History of Gaza - Bronze Age

Bronze Age

Settlement in the region of Gaza dates back to 3300–3000 BCE at Tell as-Sakan, a site located south of the present-day city, which began as an Ancient Egyptian fortress built in Canaanite territory. Tell as-Sakan prospered as Canaanite cities began to trade agricultural goods with the Egyptians. However, when Egypt's economic interests shifted to the cedar trade with Lebanon, Gaza's role was reduced to that of a port for ships carrying goods and it declined economically. The site was virtually abandoned and remained so throughout the Early Bronze Age II.
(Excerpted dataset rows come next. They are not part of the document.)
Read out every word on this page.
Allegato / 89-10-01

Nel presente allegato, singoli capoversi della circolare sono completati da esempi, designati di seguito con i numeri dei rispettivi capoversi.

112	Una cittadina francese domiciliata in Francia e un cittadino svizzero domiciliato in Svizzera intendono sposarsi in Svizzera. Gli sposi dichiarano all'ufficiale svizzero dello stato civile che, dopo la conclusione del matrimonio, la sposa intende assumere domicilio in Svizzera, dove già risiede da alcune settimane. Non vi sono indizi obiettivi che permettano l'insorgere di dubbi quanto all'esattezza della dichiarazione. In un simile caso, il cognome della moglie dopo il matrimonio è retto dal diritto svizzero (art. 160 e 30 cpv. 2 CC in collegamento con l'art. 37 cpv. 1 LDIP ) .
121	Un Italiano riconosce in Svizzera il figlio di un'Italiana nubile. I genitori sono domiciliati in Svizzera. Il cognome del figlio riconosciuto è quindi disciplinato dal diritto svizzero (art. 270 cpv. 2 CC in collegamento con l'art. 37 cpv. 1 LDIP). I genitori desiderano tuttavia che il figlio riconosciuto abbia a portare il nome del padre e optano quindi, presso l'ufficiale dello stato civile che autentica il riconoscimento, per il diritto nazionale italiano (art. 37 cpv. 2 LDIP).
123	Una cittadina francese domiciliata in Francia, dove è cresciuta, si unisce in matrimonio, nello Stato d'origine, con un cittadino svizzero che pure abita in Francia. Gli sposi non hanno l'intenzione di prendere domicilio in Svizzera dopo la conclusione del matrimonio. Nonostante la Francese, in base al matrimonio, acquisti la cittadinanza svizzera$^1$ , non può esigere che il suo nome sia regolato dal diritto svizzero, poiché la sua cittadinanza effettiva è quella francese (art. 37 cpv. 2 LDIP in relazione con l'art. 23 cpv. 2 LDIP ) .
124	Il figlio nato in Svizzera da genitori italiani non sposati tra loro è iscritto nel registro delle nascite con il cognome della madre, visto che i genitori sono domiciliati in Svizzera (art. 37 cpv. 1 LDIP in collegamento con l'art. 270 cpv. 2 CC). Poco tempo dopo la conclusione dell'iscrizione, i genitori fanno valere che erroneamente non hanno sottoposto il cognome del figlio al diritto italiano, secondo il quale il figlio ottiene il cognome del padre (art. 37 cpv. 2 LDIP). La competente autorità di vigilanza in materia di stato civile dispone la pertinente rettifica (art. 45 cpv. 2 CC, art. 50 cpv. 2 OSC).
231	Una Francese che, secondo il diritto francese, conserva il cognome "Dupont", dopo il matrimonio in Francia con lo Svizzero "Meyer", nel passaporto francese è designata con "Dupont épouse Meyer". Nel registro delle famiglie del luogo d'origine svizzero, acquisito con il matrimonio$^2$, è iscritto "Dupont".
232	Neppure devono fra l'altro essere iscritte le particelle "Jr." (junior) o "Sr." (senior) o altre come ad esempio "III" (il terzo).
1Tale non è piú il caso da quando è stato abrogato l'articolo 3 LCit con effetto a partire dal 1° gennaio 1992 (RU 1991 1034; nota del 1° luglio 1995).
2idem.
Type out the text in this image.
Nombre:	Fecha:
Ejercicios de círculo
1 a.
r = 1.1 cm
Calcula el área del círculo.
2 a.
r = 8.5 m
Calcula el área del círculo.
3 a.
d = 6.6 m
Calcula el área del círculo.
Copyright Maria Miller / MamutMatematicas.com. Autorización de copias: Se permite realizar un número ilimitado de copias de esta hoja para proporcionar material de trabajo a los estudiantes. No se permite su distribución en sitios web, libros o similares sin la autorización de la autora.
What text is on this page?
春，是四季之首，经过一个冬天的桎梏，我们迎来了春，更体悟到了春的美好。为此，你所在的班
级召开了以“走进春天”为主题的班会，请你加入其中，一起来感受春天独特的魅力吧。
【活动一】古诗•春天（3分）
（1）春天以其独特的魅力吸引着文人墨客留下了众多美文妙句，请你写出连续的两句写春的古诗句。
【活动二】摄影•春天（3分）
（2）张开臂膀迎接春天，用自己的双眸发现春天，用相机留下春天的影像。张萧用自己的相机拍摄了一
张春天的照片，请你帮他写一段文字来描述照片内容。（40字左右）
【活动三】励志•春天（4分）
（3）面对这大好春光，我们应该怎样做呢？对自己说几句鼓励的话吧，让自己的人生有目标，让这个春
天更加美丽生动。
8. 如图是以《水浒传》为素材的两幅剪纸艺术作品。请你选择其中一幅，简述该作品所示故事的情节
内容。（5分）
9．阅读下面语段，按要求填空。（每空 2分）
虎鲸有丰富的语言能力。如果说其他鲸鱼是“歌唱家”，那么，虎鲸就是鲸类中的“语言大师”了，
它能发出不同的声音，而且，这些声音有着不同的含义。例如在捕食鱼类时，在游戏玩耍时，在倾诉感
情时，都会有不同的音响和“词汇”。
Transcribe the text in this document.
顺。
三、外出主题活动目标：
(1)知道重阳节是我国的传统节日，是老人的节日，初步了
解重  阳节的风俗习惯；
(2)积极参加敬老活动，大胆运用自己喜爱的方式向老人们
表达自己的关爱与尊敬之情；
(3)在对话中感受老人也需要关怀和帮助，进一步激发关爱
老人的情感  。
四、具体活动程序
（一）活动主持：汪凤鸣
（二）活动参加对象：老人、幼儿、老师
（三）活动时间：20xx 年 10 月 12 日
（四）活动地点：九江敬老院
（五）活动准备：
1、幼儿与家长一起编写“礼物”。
Gaza enjoyed demographic and economic growth again when the local Canaanite population began to resettle Tell as-Sakan around 2500, but in 2250, the area experienced a total collapse of civilization and all of the cities in the Gaza region were abandoned by the 23rd-century BCE. In its place emerged semi-nomadic cultures with pastoral camps made up of rustic family dwellings which continued to exist throughout the Early Bronze Age IV. An urban center known as Tell al-Ajjul began to arise inland along the Wadi Ghazza riverbed. During the Middle Bronze Age, Tell as-Sakan was the southernmost locality in Palestine, serving as a fort, and by 1650 BCE, while Egypt was occupied by the Canaanite Hyksos, a second city developed on the ruins of the first Tell as-Sakan. This city was destroyed about a century later, when the Hyksos were routed from Egypt. Egypt settled Gaza once again and Tell al-Ajjul rose for the third time in the 15th-century BCE. The city finally ceased to exist in the 14th-century, at the end of the Bronze Age.